By STACY MILLBERG - firstname.lastname@example.org
KINGSVILLE TOWNSHIP —
New legislation concerning brownfields could provide tools for communities seeking to redevelop the sites.
Brownfields are abandoned, polluted parcels of industrial or commercial land that are available for re-use.
The legislation, coined the Brownfields Utilization, Investment and Local Development (BUILD) Act, would modernize and improve key elements of the U.S. Environmental Protection Agency (EPA) Brownfields Program by providing additional tools and resources to communities working to redevelop brownfields.
U.S. Sen. Sherrod Brown, D-Ohio, said the issue has been a long-time problem in the state.

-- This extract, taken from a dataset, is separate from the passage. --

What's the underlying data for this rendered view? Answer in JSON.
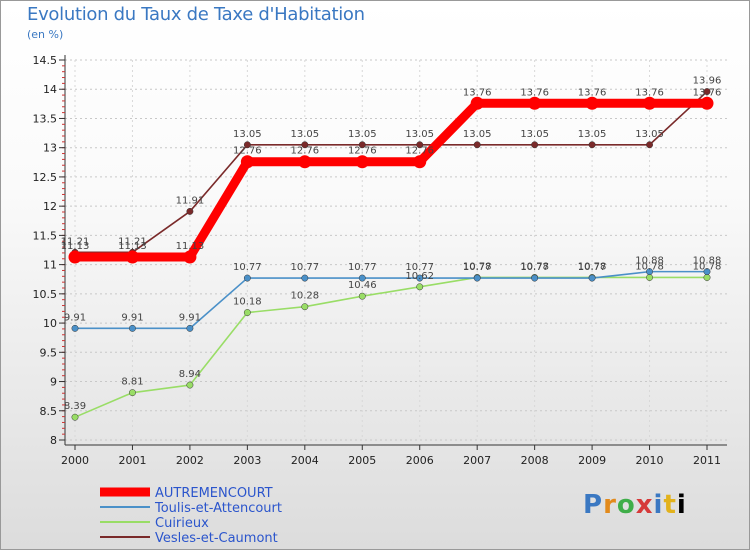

“Brownfields don’t belong in neighborhoods where children walk to school,” he said.
Brown said there are brownfields all across the state, in big cities and small towns. In Ashtabula County there are three registered brownfields. Advance Technology Corporation and Tackle Hill LLC, 193 Cedar St., in Geneva; the former New York Central Railroad, 2701 North Bend Road, in Saybrook Township; and Plant C, 2715 Lake Road East, in Ashtabula, are classified as brownfields, according to a list compiled by Brown’s office.
There are more than 250 registered sites in the state.
Brownfields are contrasted with greenfields, which are undeveloped land that could be used for development. Brownfield redevelopment has potential hurdles that greenfields don’t face as they could have a hazardous substance, pollutant or contaminant present which complicates the expansion, redevelopment or re-use of the property.
The BUILD Act would increase clean-up grants and double-funding, Brown said. It would allow more nonprofit organizations to apply for site investment grants and offer technical assistance for low income communities and rural communities, as well as waterfront sites and renewable energy facilities.
The legislation also would allow the EPA to award multipurpose grants that include multiple elements of a project, including site inventory, characterization, planning or remediation for one or more brownfield sites.
Brown said the BUILD Act would maintain funding through 2016.
“We would like to do more at some point, but if we can do this much it will be a great victory,” he said.
The legislation will increase remediation grants from $200,000 to $500,000 per site. It will then be up to the discretion of the EPA director to raise it beyond that, he said.
Brown said the BUILD Act will speed redevelopment by streamlining and increasing certainty on the clean-up process; however, it is unknown exactly how it will expedite the rehabilitation and reutilization of the brownfield sites.
“The backlog is so great,” he said.
Since 1992, the EPA has awarded nearly 140 grants to Ohio communities for site assessments, clean-up, revolving loans and job training.